I understand Hagerman’s desire to run away. Although I’ve spent most of my career in journalism, I made an extended detour into politics starting with the 2003 invasion of Iraq, when I became one of the nation’s first political bloggers, a pursuit that led to a string of paid campaign work. After I’d left a particularly toxic job, my minister told me to call her if I ever again was tempted to take another political post. My soul was at risk, she said. I understood what she meant.

Alas, not long after that, I became communications director of the Idaho teachers’ union. I thought: How political could that be? My predecessor had been on the job for decades, but not long after I started, the state schools superintendent launched a campaign of punitive school reform efforts that made national news. I spent two fulfilling yet exhausting years defending hard-working educators who were suddenly being demonized by a politician who wanted to privatize and monetize Idaho’s schools. After a stint with a nonprofit organizing faith communities to combat climate change—there’s no politics in that!—I had finally learned my lesson.

These days, I like to write about travel, the arts, creative aging—pretty much anything but politics. I identify with Erik Hagerman’s desire for simplicity, but a news blackout won’t work for me. Instead, I’ve learned to ration my media intake and be as intentional as I can be in sating my curiosity so I can be an informed voter and engaged citizen.

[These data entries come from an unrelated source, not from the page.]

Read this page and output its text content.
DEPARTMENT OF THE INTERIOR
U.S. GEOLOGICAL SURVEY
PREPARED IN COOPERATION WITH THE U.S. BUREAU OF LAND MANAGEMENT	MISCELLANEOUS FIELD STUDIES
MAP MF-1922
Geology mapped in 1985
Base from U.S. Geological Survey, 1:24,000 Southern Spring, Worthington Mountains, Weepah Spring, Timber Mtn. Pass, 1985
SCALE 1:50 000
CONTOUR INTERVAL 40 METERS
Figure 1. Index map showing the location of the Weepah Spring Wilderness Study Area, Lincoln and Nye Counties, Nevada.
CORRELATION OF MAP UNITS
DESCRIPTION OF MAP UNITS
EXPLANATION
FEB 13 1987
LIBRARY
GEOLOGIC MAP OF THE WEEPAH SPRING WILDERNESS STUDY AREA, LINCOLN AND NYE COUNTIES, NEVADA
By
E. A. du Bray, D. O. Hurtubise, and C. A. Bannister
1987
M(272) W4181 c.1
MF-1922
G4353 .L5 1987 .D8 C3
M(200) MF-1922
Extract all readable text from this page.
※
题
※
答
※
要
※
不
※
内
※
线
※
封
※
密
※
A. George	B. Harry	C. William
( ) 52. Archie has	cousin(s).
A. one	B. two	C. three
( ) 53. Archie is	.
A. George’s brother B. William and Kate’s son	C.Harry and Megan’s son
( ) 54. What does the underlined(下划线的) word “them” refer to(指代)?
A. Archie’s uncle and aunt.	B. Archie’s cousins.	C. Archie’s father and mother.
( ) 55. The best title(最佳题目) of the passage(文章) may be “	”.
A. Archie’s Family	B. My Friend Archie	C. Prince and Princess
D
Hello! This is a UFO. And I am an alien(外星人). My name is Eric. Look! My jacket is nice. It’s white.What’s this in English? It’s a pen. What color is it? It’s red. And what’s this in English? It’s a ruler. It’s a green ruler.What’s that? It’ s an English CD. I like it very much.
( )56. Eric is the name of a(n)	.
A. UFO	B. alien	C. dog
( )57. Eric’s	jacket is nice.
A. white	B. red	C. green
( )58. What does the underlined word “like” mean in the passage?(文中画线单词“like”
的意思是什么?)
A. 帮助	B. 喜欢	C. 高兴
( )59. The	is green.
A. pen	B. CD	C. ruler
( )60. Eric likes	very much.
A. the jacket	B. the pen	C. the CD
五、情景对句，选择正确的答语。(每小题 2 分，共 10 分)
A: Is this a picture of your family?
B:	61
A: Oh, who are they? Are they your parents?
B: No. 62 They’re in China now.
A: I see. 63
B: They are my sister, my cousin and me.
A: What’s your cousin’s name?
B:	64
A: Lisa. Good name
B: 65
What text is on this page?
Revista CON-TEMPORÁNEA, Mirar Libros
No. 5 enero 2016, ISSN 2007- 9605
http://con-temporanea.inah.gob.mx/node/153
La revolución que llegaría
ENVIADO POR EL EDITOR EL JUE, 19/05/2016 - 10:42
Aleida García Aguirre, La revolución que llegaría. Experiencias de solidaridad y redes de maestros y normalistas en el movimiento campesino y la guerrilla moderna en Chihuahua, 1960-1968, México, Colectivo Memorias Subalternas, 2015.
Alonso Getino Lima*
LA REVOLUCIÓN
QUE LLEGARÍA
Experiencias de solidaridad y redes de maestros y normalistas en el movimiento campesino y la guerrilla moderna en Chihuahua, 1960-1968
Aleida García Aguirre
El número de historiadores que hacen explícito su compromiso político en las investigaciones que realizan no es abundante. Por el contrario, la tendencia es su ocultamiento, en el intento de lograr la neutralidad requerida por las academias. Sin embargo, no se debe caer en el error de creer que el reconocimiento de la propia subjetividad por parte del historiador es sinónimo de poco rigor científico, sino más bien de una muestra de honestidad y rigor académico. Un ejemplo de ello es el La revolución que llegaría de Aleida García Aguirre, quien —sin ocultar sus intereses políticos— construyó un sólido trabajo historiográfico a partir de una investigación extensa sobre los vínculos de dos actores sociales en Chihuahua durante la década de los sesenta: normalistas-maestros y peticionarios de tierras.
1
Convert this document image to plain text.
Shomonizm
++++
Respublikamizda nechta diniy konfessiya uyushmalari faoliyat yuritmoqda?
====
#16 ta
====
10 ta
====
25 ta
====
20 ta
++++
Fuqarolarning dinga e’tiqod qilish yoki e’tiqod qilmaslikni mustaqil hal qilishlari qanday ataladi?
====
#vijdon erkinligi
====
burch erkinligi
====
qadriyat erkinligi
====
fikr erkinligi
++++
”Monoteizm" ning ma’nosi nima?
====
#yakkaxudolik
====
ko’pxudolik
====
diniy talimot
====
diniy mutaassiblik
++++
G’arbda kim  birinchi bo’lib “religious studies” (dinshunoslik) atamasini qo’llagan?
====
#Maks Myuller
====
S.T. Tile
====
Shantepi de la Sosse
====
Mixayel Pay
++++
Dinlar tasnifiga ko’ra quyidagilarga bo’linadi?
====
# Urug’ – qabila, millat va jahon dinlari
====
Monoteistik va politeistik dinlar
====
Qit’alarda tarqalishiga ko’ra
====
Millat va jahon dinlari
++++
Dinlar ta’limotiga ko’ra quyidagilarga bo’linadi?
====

Here’s my usual routine: I get up early each morning to read and write (mostly offline) and watch the sun come up. I listen to a few minutes of NPR and KUOW while I make breakfast. I read some of the print edition of the Seattle Times over lunch and look at The New York Times’ website in the evening.

Like many people, I find that social media can be my Achilles’ heel, so I try to stay especially vigilant over how I use it. I’m not immune to the occasional diversionary scroll through Facebook or Twitter, but I try to recognize when my likes and shares have become mindless, and that’s my cue to log off. I almost never watch TV news. Even with the probable Russian use of social media to manipulate our last election, I believe the cable networks and caustic entertainer-pundits on both wings of the political spectrum bear large responsibility for our divided, dysfunctional culture.

I know that sometimes it’s useful to shake up my routine even more, so a few times a year, I try to unplug from the news as completely as I can. I did so this spring while volunteering in a remote part of Scotland where what little power we had—all wind and solar—was used to heat water and cook food, not charge electronics. Using a rare wi-fi connection to check in with my sweetheart before my phone’s battery wore down, I still managed to hear about James Paxton’s no-hitter for the Seattle Mariners. But otherwise, I was able to live without knowing any news at all for more than a week.

The upshot of this media rationing is that I am a far happier person than I was when I was immersed in politics. I look forward to updates on Erik Hagerman’s Midwestern version of Walden Pond; I may even want to visit it someday. Yet as wrenching as it can be to see the hard news we get every day, I don’t want to miss the signs of hope, like teens rising up against gun violence and advances against poverty, war, and disease.

This balanced approach extends to my activism. I’m no longer organizing or agitating or marching on a regular basis, but I still vote. When I had the chance to sign a petition to seek a vote on universal health care in Washington, I did so gladly and thanked the nurse who was gathering signatures. When the state legislature tried to close public records, I joined the legions of people urging the governor’s veto.

I’m glad I no longer marinate in the news and the woes of the world the way I once did. I won’t go off the grid; I’ve simply decided to resist information saturation and emotional overload, knowing the great world will spin on without my engagement in every issue.